O’Reilly’s bushy eyebrows met. He could feel his temper rise and the tip of his bent nose blanch. “Everyone all right?” he roared, and was relieved to hear a chorus of reassurance. He hurled his door open and stamped up the road. “What in the blue bloody blazes are you doing standing there waving your arms like an out-of-kilter semaphore? I could have squashed you flatter than a flaming flounder-fish.”

The stranger wore Wellington boots, moleskin trousers, and a hacking jacket. He had a russet beard, a squint, and was no more than five foot two. O’Reilly expected him at least to take a step back, apologise, but he stood his ground.

“There’s no need for youse ’til be losing the bap, so there’s not. There’s been an accident, and I’m here to stop big buggers like youse driving into it, so I am. See for yourself.” He pointed to a knot of people and the slowly rotating rear wheel of a motorbike that lay on its side.

“Accident?” said O’Reilly. He spun on his heel. “Barry. Grab my bag and come here.” He turned back. “I’m Doctor O’Reilly. Doctor Laverty’s coming.”

“Doctor? Thank God for that, sir. A motorcyclist took a purler on an oil slick, you know. Somebody’s gone for the ambulance and police.”

“Here you are.” Barry handed O’Reilly his bag. “What’s up?”

“Motorbike accident.” He spoke to the short man. “You’d be safer back down the road where drivers can see you before they’re on top of you.”

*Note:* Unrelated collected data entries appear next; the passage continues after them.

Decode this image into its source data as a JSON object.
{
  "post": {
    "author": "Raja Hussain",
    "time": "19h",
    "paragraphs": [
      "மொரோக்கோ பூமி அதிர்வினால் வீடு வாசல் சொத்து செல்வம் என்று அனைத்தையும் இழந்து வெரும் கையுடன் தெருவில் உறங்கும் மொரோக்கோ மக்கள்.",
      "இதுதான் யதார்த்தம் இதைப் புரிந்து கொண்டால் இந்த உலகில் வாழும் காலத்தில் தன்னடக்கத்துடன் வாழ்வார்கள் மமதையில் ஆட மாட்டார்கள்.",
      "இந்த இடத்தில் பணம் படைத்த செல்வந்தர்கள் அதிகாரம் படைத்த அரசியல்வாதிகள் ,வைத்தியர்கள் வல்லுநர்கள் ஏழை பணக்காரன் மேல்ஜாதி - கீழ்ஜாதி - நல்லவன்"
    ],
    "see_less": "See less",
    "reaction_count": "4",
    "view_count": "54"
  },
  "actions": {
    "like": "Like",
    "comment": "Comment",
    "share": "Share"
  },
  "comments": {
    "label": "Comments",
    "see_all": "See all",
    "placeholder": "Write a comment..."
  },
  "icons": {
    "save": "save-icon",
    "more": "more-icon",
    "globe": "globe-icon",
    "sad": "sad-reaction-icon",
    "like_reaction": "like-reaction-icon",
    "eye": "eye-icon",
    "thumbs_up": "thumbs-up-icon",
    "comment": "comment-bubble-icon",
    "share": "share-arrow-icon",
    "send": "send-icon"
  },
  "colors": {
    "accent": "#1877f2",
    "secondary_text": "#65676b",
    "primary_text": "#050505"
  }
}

“Right enough. I’ll go, sir.” He started walking.

O’Reilly yelled, “Kitty. Kinky. There’s been an accident. Stay with the car.” Kitty would have the wit to pull the car over to the verge. “Come on, Barry.” O’Reilly marched straight to the little crowd. Time to use the voice that could be heard over a gale when he’d served on the battleship HMS
Warspite.
“We’re doctors. Let us through.”

Ruddy-cheeked country faces turned. Murmuring people shuffled aside and a path opened.

A motorbike lay on the road, an exclamation mark at the end of two long black scrawls of rubber. The engine ticked and the stink of oil and burnt tyre hung over the smell of ploughed earth from a field and the almond scent of whin flowers.

A middle-aged woman knelt beside the rider. The victim’s head was turned away from O’Reilly, but there could only be one owner of that red thatch. A duncher lay a few yards away. It irritated O’Reilly that Ulstermen wouldn’t wear crash helmets but favoured cloth caps, worn with the peak at the back.

He knelt beside the woman and set his bag on the ground. “He’s unconscious, he’s breathing regular, his airway’s clear, his pulse is eighty and regular, and he’s not bleeding. There don’t seem to be any bones broken,” she said, and added, “I’m a first-aider, you know.”

“Thank you, Mrs.?”

“Meehan. Rosie Meehan.”

O’Reilly smiled at her. “Donal? Donal?” he said gently. Fifteen minutes ago he’d seen Ballybucklebo’s arch schemer, Donal Donnelly, riding the motorbike from the car park.